Gerakan-gerakan tersebut tentu tidak diterima begitu saja. Proses agitasi, demonstrasi, hingga pemogokan pekerja kemudian memaksa negara dan perusahaan menghadirkan regulasi terkait jam dan hari kerja. Berawal dari Inggris, kemudian menyebar di daratan Eropa dan Amerika. Libur akhir pekan dan 8 jam kerja pun menjadi sebuah kebijakan yang universal. Terlepas dari perbedaan di negara-negara Timur Tengah yang meliburkan pada Jumat dan Sabtu (bukan Sabtu dan Minggu). Libur dua hari dalam seminggu menjadi sesuatu yang dijalani mayoritas negara di dunia. 

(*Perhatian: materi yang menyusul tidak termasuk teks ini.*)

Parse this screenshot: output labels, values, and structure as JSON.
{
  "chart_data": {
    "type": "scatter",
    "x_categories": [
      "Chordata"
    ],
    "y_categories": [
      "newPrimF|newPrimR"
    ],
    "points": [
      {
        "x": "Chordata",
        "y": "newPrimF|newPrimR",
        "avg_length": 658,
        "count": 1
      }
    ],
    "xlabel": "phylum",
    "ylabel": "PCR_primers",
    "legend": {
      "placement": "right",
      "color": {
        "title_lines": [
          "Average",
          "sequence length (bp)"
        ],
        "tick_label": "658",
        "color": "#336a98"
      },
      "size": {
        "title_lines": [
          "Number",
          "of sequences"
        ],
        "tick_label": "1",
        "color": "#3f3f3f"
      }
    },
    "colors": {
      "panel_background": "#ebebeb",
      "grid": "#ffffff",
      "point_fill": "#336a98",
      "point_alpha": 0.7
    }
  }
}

Semua itu tidak didapatkan secara cuma-cuma, tetapi melalui perjuangan dan pengorbanan darah dan air mata. 

Libur Hanya Sehari dalam Perppu Cipta Kerja

Peraturan Pemerintah Pengganti Undang-Undang (Perppu) No. 2/2022 tentang Cipta Kerja memberikan peluang dan legalitas terhadap eksploitasi pekerja. Dalam Pasal 79 Perppu Cipta Kerja mengatur 6 hari kerja dan libur sehari dalam seminggu. Peraturan tentang 5 hari kerja memang tidak ditiadakan dan dimuat dalam pasal yang sama. Namun, keberadaan pasal yang membolehkan 6 hari kerja memberikan kesempatan perusahaan untuk memangkas libur akhir pekan bagi para pekerjanya. 

Argumentasi bahwa terdapat pengurangan jam kerja menjadi 7 jam bagi mereka yang bekerja 6 hari seminggu juga tidak relevan. Dalam pasal 77, memang disebutkan bahwa waktu kerja maksimal 40 jam kerja dalam seminggu. 7 jam untuk 6 hari kerja dan 8 jam untuk 5 hari kerja. Akan tetapi, pasal itu tidak memasukkan jeda waktu istirahat dan makan siang dalam jam kerja tersebut. Artinya, yang berlaku sebenarnya di lapangan adalah 8 jam untuk 6 hari kerja, dan 9 jam untuk 5 hari kerja.

Keberadaan Perppu Cipta Kerja pun patut dipertanyakan. Perppu ini hadir setelah sebelumnya peraturan yang sama dalam Undang-Undang No. 11 Tahun 2020 tentang Cipta Kerja (UU Cipta Kerja) dibatalkan oleh Mahkamah Konstitusi karena dinyatakan cacat formil. Segera setelah keputusan MK tersebut hadir, Perppu Cipta Kerja dikeluarkan oleh Presiden Joko Widodo. Aswanto, Wakil Ketua MK yang berperan dalam menganulir UU Cipta Kerja pun dicopot dan diturunkan secara paksa oleh DPR RI. (Detik, 2022)

Libur akhir pekan dan jam kerja manusiawi yang telah diperoleh, justru akan dirampas kembali.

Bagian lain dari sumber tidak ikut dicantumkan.